Des déchets très contrôlés

Une fois que les fleurs sont récoltées, les tiges, les feuilles et les racines des plants de cannabis doivent être détruites. Évidemment, il ne suffit pas de mettre le tout dans des sacs de poubelle. Santé Canada a des exigences très strictes à ce sujet. Les producteurs doivent s’assurer que les déchets végétaux ne dégagent pas d’odeurs et ne possèdent pas de propriétés spécifiques associées au cannabis.

Bref, il ne faut pas qu’un individu puisse récupérer les restes des plants pour en utiliser les composantes. Fait intéressant, si les rejets sont incinérés, il est stipulé que les employés chargés de cette tâche ne doivent pas être exposés à la fumée qui en résulte.
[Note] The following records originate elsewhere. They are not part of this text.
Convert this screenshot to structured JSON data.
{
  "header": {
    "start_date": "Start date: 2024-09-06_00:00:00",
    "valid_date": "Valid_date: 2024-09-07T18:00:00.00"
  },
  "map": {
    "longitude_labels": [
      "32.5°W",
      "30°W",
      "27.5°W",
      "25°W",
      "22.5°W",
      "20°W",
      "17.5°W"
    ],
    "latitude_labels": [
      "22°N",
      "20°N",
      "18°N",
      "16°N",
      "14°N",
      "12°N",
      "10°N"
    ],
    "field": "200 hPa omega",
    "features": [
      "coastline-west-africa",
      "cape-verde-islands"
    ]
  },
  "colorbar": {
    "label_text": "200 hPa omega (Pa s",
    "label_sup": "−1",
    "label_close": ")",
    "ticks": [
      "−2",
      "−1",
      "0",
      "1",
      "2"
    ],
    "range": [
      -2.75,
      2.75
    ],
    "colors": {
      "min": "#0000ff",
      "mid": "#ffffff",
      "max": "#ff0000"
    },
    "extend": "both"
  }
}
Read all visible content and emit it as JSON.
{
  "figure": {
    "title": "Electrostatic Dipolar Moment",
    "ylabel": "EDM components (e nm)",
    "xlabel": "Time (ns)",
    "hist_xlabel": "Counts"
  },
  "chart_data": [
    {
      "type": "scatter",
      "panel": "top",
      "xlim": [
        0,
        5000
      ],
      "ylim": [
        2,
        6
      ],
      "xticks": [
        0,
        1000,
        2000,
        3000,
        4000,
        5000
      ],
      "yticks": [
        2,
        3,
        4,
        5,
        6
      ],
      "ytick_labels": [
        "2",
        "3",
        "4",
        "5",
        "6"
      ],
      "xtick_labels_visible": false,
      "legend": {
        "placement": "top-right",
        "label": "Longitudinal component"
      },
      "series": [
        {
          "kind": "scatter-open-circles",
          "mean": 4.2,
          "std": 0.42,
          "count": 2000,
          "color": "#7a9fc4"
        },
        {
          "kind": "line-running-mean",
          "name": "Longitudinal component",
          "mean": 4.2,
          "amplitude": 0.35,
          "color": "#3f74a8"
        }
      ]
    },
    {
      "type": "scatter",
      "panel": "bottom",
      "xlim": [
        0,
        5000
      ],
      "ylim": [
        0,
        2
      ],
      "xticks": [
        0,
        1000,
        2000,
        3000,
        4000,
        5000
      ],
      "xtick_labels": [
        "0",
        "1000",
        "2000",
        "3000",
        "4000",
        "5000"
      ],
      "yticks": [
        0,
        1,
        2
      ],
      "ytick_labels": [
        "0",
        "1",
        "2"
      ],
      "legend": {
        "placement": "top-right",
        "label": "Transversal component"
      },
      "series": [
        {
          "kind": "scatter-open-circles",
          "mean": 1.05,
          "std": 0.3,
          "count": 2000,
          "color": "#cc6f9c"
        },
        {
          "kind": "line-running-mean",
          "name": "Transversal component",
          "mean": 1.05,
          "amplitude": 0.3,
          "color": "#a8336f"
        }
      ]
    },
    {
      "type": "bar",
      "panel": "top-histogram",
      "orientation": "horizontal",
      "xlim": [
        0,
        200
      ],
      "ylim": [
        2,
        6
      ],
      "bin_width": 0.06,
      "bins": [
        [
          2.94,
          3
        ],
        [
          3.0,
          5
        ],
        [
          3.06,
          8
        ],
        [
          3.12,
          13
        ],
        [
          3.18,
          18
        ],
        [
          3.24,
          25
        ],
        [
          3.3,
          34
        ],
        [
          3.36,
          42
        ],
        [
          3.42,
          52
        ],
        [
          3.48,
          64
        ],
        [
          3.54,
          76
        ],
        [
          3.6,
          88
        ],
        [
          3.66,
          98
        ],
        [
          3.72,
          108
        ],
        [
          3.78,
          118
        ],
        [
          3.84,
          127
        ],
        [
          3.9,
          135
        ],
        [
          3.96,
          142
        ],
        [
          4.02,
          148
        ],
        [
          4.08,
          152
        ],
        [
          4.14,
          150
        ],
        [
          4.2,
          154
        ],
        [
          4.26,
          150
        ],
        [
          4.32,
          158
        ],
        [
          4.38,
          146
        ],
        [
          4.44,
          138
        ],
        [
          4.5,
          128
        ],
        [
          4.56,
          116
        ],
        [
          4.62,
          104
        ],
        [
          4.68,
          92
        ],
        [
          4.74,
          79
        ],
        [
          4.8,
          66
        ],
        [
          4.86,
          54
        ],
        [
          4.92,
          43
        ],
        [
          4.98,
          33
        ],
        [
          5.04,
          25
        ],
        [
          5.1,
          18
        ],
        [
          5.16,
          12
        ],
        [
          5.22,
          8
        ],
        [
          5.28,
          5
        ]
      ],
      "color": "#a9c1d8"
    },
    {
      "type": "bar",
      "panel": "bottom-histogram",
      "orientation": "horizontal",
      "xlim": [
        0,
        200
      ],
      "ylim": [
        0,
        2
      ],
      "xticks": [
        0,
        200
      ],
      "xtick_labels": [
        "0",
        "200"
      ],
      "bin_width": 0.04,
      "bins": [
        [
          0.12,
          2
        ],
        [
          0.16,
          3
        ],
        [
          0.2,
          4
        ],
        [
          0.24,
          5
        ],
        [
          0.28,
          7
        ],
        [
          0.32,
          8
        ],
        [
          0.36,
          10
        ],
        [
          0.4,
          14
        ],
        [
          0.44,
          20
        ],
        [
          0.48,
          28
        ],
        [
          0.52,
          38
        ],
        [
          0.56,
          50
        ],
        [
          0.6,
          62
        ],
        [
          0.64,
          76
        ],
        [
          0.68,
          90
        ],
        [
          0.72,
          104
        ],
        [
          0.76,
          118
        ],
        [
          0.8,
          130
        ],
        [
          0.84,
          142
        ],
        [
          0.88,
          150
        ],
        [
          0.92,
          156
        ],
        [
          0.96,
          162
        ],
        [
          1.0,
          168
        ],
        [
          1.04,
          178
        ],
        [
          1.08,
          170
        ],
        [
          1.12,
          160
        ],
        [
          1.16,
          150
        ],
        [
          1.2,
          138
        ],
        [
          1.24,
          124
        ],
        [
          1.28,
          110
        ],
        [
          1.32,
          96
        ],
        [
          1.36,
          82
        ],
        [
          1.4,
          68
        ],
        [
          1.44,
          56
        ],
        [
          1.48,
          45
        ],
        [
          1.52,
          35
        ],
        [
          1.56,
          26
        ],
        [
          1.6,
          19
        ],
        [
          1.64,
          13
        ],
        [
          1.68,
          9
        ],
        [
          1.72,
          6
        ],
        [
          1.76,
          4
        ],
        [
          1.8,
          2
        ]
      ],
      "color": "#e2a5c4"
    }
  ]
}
Un nouveau défi environnemental

Bien que l’incinération demeure une méthode de choix, certaines compagnies offrent des alternatives plus vertes. Par exemple, Micron Waste propose une nouvelle technologie basée sur la digestion aérobie. Les rejets végétaux sont ainsi transformés en eau par des microorganismes. Le liquide qui en résulte est considéré comme étant assez pur pour être rejeté dans les eaux usées municipales, ce qui en fait une option particulièrement écologique.

De leur côté, les responsables LP OrganiGram préfèrent mélanger les rejets de cannabis avec des fibres de noix de coco. Lorsque de l’eau est ajoutée au mélange, il en résulte une substance qui se décompose facilement une fois répandue sur les sols. Encore ici, cette option est préférable à l’incinération. Le seul problème est que bien souvent, les producteurs autorisés produisent des centaines de tonnes de cannabis annuellement.  Les déchets doivent donc être transportés par camion sur de longues distances afin d’être compostés.

Avec un peu de chance, de nouveaux projets de recherche vont bientôt déboucher sur d’autres solutions à la fois écoresponsables et efficaces!